All this means Hanson, like other MBTA communities “shall have” a zoning ordinance or by-law providing for at least one district of reasonable size in which multi-family housing is permitted as of right, providing that the multi-family housing has no age restriction and is suitable for families with children. The commonwealth would require a gross density of 15 units per acre, subject to the Wetlands Protection Act and Title V of the State Environmental Code.
Chapter 40B requires at least eight units per acre and 40R, which is mixed use, requires at least 12 units per acre, DeFrias noted.
“The minimum size they want for this area is 50 acres,” he said. “Taking a half-mile radius from the train station, that would encompass a land mass of about 500 acres. They’re looking at about one-tenth of that to be dedicated to the multi-family zone.”
The districts should lead to development of multi-family housing projects that are “consistent with a community’s long-term planning goals.”
There are 267 pieced of property within the half-mile radius of the Hanson MBTA station, according to DeFrias. Not all are developable. While there are some large properties in the area, they are under private ownership.
“As of right” means that construction and occupancy of multi-family housing is allowed in that district without the need for any discretionary permits or approval. But it does allow for a site plan and approval process, permitting regulation of issues such as motor vehicle assess and circulation on a site, architectural design of a building and screening of adjacent properties DeFrias said. But site plan review can’t be used to deny a project allowed as of right or to impose conditions that render it unfeasible or impractical as of right.
“The town will have some control … similar to a site plan similar to a commercial site,” he said. “The town will have to decide which board will control that site plan review process.”
A heavily regulated overlay plan will be allowed for consideration.
“What will probably decide the size and number of bedrooms in Hanson, is this is a non-sewer town,” he said. “The Wetlands Act can be a restriction.”
To determine compliance the state would consider factors such as general district information, location of districts, reasonable size metrics, district gross density, whether housing is suitable for families and attestation, according to DeFrias.
Determinations of compliance carry 10-year terms with applications for renewal due six months before.
“It’s not forever,” DeFrias said.
Selectmen Chairman Matt Dyer asked if there was any way the town could designate affordable housing units toward the program to “kill two birds with one stone?”
“My understanding, through attending the webinars is a ‘definite maybe,’ with an underlying ‘yes,’” DeFrias said. He said he has also been examining the prospects of such a blending through 40R, which is similar to this program in some of its requirements.
Selectmen Laura FitzGerald-Kemmett asked about the advantages of using 40R in that manner in light of the requirement that multi-family units include families with children for a community already struggling to raise revenue to deal with costs such as school budgets.
DeFrias said 40R allows for communities to get some cash from the state for creating affordable housing in certain instances.

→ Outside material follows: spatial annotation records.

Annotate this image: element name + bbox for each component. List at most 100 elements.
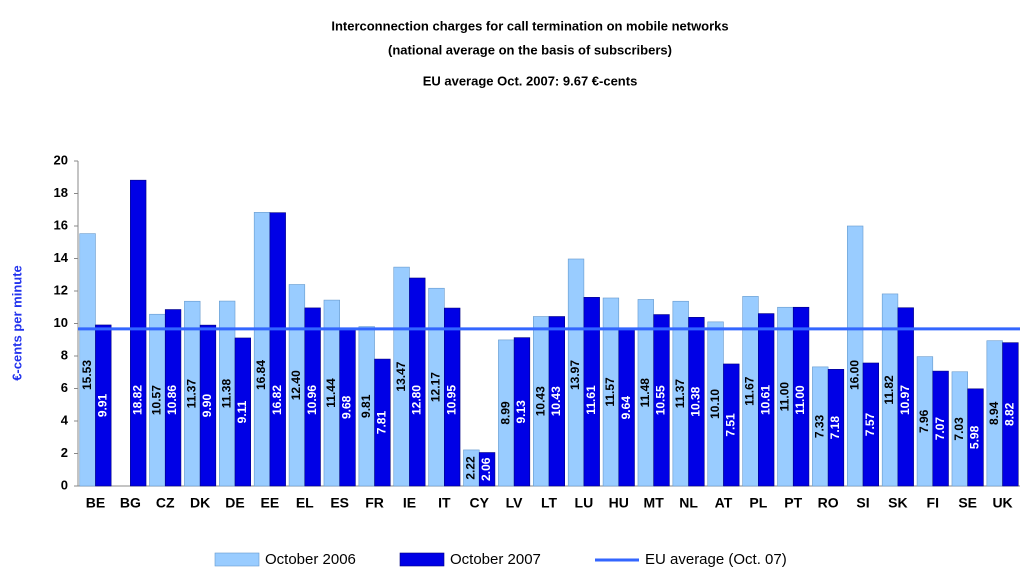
value-label: 12.80 <box>409 385 423 415</box>
x-tick-label: MT <box>644 495 665 511</box>
value-label: 10.86 <box>165 385 179 415</box>
value-label: 12.40 <box>289 370 303 400</box>
x-tick-label: DK <box>190 495 210 511</box>
x-tick-label: CY <box>469 495 489 511</box>
bar <box>548 316 565 487</box>
value-label: 11.00 <box>778 382 792 412</box>
value-label: 10.97 <box>898 385 912 415</box>
legend-label: October 2006 <box>265 551 356 568</box>
bar <box>130 179 147 487</box>
value-label: 9.81 <box>359 394 373 418</box>
value-label: 7.18 <box>828 416 842 440</box>
value-label: 7.51 <box>723 413 737 437</box>
value-label: 2.06 <box>479 457 493 481</box>
bar <box>444 307 461 487</box>
x-tick-label: PL <box>749 495 767 511</box>
value-label: 10.57 <box>150 385 164 415</box>
value-label: 16.84 <box>254 360 268 390</box>
value-label: 2.22 <box>464 456 478 480</box>
x-tick-label: DE <box>225 495 244 511</box>
value-label: 16.00 <box>847 360 861 390</box>
value-label: 8.99 <box>498 401 512 425</box>
x-tick-label: AT <box>715 495 733 511</box>
y-tick-label: 18 <box>54 185 68 200</box>
bar <box>897 307 914 487</box>
y-tick-label: 4 <box>61 412 69 427</box>
y-tick-label: 6 <box>61 380 68 395</box>
value-label: 11.48 <box>638 378 652 408</box>
x-tick-label: SK <box>888 495 907 511</box>
bar <box>583 297 600 487</box>
value-label: 10.43 <box>549 386 563 416</box>
bar <box>792 306 810 487</box>
value-label: 7.33 <box>812 414 826 438</box>
value-label: 11.44 <box>324 378 338 408</box>
value-label: 11.67 <box>743 376 757 406</box>
bar <box>827 369 845 487</box>
x-tick-label: PT <box>784 495 802 511</box>
chart-subtitle: (national average on the basis of subscr… <box>388 42 672 57</box>
value-label: 5.98 <box>968 425 982 449</box>
x-tick-label: SI <box>856 495 869 511</box>
y-axis-label: €-cents per minute <box>9 265 24 381</box>
value-label: 13.47 <box>394 361 408 391</box>
x-tick-label: BE <box>86 495 105 511</box>
bar <box>164 309 182 487</box>
x-tick-label: EE <box>261 495 280 511</box>
value-label: 10.38 <box>689 386 703 416</box>
value-label: 10.55 <box>654 385 668 415</box>
x-tick-label: LT <box>541 495 558 511</box>
value-label: 7.07 <box>933 417 947 441</box>
bar <box>199 324 217 487</box>
value-label: 16.82 <box>270 385 284 415</box>
x-tick-label: FR <box>365 495 384 511</box>
legend-swatch <box>214 552 260 567</box>
value-label: 13.97 <box>568 360 582 390</box>
bar <box>846 225 864 487</box>
value-label: 7.96 <box>917 409 931 433</box>
bar <box>304 307 321 487</box>
value-label: 10.10 <box>708 389 722 419</box>
value-label: 7.81 <box>375 411 389 435</box>
value-label: 9.91 <box>95 393 109 417</box>
bar <box>688 317 705 487</box>
y-tick-label: 8 <box>61 347 68 362</box>
legend-label: October 2007 <box>450 551 541 568</box>
y-tick-label: 12 <box>54 282 68 297</box>
bar <box>513 337 531 487</box>
value-label: 12.17 <box>429 372 443 402</box>
bar <box>932 370 949 487</box>
bar <box>1002 342 1019 487</box>
annotation: EU average Oct. 2007: 9.67 €-cents <box>423 73 638 88</box>
bar <box>723 363 740 487</box>
x-tick-label: IE <box>403 495 416 511</box>
value-label: 8.94 <box>987 401 1001 425</box>
bar <box>478 452 496 487</box>
bar <box>253 212 271 487</box>
value-label: 9.64 <box>619 396 633 420</box>
x-tick-label: CZ <box>156 495 175 511</box>
value-label: 11.61 <box>584 385 598 415</box>
x-tick-label: NL <box>679 495 698 511</box>
y-tick-label: 10 <box>54 315 68 330</box>
bar <box>95 324 112 487</box>
value-label: 10.43 <box>533 386 547 416</box>
bar <box>234 337 251 487</box>
y-tick-label: 16 <box>54 217 68 232</box>
legend-swatch <box>399 552 445 567</box>
x-tick-label: SE <box>958 495 977 511</box>
value-label: 10.61 <box>758 385 772 415</box>
bar <box>269 212 286 487</box>
x-tick-label: BG <box>120 495 141 511</box>
value-label: 10.96 <box>305 385 319 415</box>
x-tick-label: FI <box>927 495 939 511</box>
bar <box>79 233 96 487</box>
y-tick-label: 14 <box>54 250 69 265</box>
x-tick-label: LV <box>506 495 524 511</box>
y-tick-label: 2 <box>61 445 68 460</box>
value-label: 10.95 <box>444 385 458 415</box>
x-tick-label: LU <box>575 495 594 511</box>
x-tick-label: RO <box>818 495 839 511</box>
value-label: 7.03 <box>952 417 966 441</box>
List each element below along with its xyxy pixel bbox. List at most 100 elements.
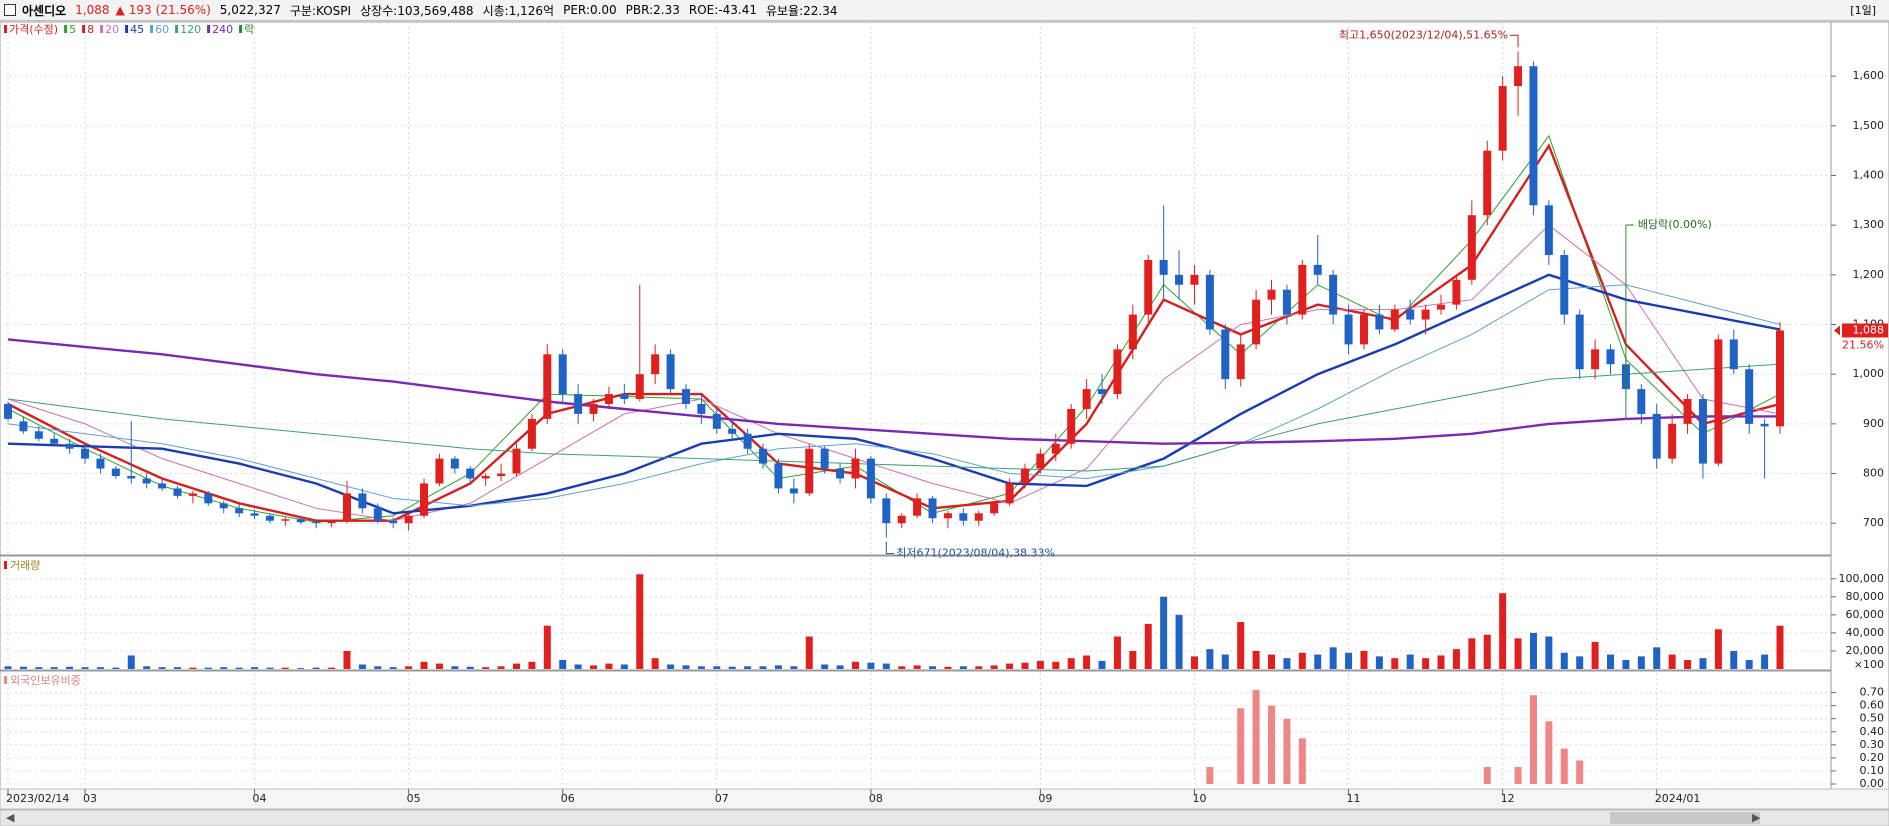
candle-body xyxy=(1498,86,1507,151)
y-tick-label: 1,000 xyxy=(1853,367,1885,380)
legend-label[interactable]: 20 xyxy=(105,23,119,36)
bar xyxy=(1052,661,1060,669)
bar xyxy=(66,666,74,669)
candle-body xyxy=(1760,423,1769,427)
legend-swatch xyxy=(64,25,68,33)
scroll-left[interactable]: ◀ xyxy=(6,811,15,824)
y-tick-label: 60,000 xyxy=(1846,608,1885,621)
candle-body xyxy=(1282,289,1291,315)
candle-body xyxy=(974,513,983,521)
candle-body xyxy=(1467,215,1476,280)
bar xyxy=(1298,738,1306,784)
candle-body xyxy=(219,503,228,509)
bar xyxy=(1314,654,1322,669)
candle-body xyxy=(1329,274,1338,315)
bar xyxy=(543,625,551,669)
checkbox[interactable] xyxy=(4,4,16,16)
candle-body xyxy=(1652,413,1661,459)
candle-body xyxy=(1036,453,1045,469)
bar xyxy=(744,666,752,669)
bar xyxy=(1514,638,1522,669)
candle-body xyxy=(235,508,244,514)
bar xyxy=(4,666,12,669)
candle-body xyxy=(1745,369,1754,424)
candle-body xyxy=(620,394,629,400)
bar xyxy=(697,666,705,669)
bar xyxy=(1499,593,1507,669)
bar xyxy=(1113,636,1121,669)
candle-body xyxy=(142,478,151,484)
y-tick-label: 0.40 xyxy=(1860,725,1885,738)
bar xyxy=(1268,705,1276,784)
candle-body xyxy=(789,488,798,494)
legend-swatch xyxy=(150,25,154,33)
bar xyxy=(343,650,351,669)
bar xyxy=(405,666,413,669)
y-tick-label: 0.20 xyxy=(1860,751,1885,764)
panel-title: 거래량 xyxy=(10,559,40,572)
scroll-thumb[interactable] xyxy=(1610,812,1760,824)
candle-body xyxy=(1714,339,1723,464)
candle-body xyxy=(913,498,922,516)
annotation-arrow xyxy=(1510,34,1519,48)
candle-body xyxy=(1544,205,1553,255)
candle-body xyxy=(743,433,752,449)
legend-label[interactable]: 120 xyxy=(180,23,201,36)
y-tick-label: 1,400 xyxy=(1853,168,1885,181)
y-tick-label: 0.50 xyxy=(1860,712,1885,725)
bar xyxy=(19,666,27,669)
legend-swatch xyxy=(4,676,7,684)
bar xyxy=(1437,655,1445,669)
bar xyxy=(297,668,305,669)
legend-label[interactable]: 240 xyxy=(212,23,233,36)
legend-label[interactable]: 60 xyxy=(155,23,169,36)
candle-body xyxy=(805,448,814,494)
bar xyxy=(451,666,459,669)
bar xyxy=(1607,654,1615,669)
price-marker-box xyxy=(1842,323,1888,338)
bar xyxy=(1021,662,1029,669)
bar xyxy=(1175,614,1183,669)
candle-body xyxy=(342,493,351,522)
period[interactable]: [1일] xyxy=(1850,4,1876,17)
bar xyxy=(35,667,43,669)
bar xyxy=(420,661,428,669)
candle-body xyxy=(1390,309,1399,330)
legend-swatch xyxy=(125,25,129,33)
unit-label: ×100 xyxy=(1854,658,1884,671)
candle-body xyxy=(1236,344,1245,380)
bar xyxy=(1237,622,1245,669)
candle-body xyxy=(1591,349,1600,370)
bar xyxy=(1637,656,1645,669)
legend-label[interactable]: 가격(수정) xyxy=(9,23,58,36)
candle-body xyxy=(589,403,598,414)
candle-body xyxy=(897,515,906,524)
scroll-right[interactable]: ▶ xyxy=(1752,811,1761,824)
bar xyxy=(1129,650,1137,669)
legend-label[interactable]: 45 xyxy=(130,23,144,36)
x-tick-label: 08 xyxy=(869,792,883,805)
candle-body xyxy=(882,498,891,524)
bar xyxy=(1776,625,1784,669)
candle-body xyxy=(111,468,120,477)
legend-swatch xyxy=(175,25,179,33)
legend-label[interactable]: 8 xyxy=(87,23,94,36)
candle-body xyxy=(50,438,59,444)
bar xyxy=(1576,656,1584,669)
candle-body xyxy=(96,458,105,469)
legend-label[interactable]: 락 xyxy=(244,23,254,36)
y-tick-label: 900 xyxy=(1863,417,1884,430)
legend-label[interactable]: 5 xyxy=(69,23,76,36)
candle-body xyxy=(543,354,552,419)
candle-body xyxy=(1221,329,1230,380)
bar xyxy=(898,666,906,669)
bar xyxy=(1529,632,1537,669)
bar xyxy=(605,663,613,669)
candle-body xyxy=(928,498,937,519)
scrollbar[interactable] xyxy=(0,809,1889,826)
x-tick-label: 10 xyxy=(1192,792,1206,805)
bar xyxy=(667,664,675,669)
candle-body xyxy=(188,493,197,496)
candle-body xyxy=(420,483,429,516)
ma-line xyxy=(7,284,1781,507)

“If the taxes that are incurred can not pay for the child, then there is what’s known as 40S — which a town can tap into to get the difference in taxes,” he said. “Because the taxes usually tend to work out, not many towns apply for that. … The two sort of go hand-in-hand.”
There is also the issue of the environmental limitations that restrict the number of septic systems allowed in the area.

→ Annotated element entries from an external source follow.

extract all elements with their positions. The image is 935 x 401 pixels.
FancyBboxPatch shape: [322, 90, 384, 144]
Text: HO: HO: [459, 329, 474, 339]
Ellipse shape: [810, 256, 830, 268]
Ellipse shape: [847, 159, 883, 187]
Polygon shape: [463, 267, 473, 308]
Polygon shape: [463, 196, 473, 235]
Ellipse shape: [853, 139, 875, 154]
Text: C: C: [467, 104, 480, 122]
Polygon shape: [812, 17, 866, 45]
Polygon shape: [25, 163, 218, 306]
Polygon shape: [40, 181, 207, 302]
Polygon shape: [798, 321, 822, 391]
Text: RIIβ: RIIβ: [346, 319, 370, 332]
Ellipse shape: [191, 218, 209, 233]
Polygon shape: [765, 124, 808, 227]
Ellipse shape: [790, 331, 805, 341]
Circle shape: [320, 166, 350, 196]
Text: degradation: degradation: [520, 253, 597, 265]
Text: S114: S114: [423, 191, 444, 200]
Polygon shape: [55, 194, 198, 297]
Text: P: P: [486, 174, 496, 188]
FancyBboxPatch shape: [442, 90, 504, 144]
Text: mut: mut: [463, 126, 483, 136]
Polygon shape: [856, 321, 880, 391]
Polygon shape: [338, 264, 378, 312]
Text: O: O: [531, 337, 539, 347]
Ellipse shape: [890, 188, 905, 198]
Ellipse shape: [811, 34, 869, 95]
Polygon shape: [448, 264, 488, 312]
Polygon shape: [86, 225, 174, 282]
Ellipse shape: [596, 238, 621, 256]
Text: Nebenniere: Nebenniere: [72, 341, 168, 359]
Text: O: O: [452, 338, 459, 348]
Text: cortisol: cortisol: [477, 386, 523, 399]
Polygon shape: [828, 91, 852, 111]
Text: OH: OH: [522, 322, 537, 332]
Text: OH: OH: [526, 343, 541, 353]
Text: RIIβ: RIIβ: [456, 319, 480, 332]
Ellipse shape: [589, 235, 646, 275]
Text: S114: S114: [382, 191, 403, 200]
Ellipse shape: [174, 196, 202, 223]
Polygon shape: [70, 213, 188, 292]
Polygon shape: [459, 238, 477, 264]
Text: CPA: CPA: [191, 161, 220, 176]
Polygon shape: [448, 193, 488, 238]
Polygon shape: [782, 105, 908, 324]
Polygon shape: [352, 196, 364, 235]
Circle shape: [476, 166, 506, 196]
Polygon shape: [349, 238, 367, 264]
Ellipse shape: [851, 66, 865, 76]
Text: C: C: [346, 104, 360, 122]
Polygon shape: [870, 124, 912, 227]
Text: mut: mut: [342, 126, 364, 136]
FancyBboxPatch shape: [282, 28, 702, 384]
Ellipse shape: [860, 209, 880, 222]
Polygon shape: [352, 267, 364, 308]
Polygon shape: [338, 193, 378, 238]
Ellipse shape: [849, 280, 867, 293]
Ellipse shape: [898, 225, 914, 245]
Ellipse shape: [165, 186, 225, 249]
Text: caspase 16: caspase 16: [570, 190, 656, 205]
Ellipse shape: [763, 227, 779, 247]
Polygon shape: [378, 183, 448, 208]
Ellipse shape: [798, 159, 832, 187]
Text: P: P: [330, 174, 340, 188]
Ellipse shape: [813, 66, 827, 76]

Dyer also advocated for the use of trees in any developments resulting from the law in order to maintain the character of the town. DeFrias said that could be addressed through the architectural design controls included in the law.
“The state is not telling the town, ‘You have to construct this many units,’” DeFrias said. “It’s, ‘You have to create a zone to allow for the construction of that many units.’ They seem to understand it’s not a one-size-fits-all.”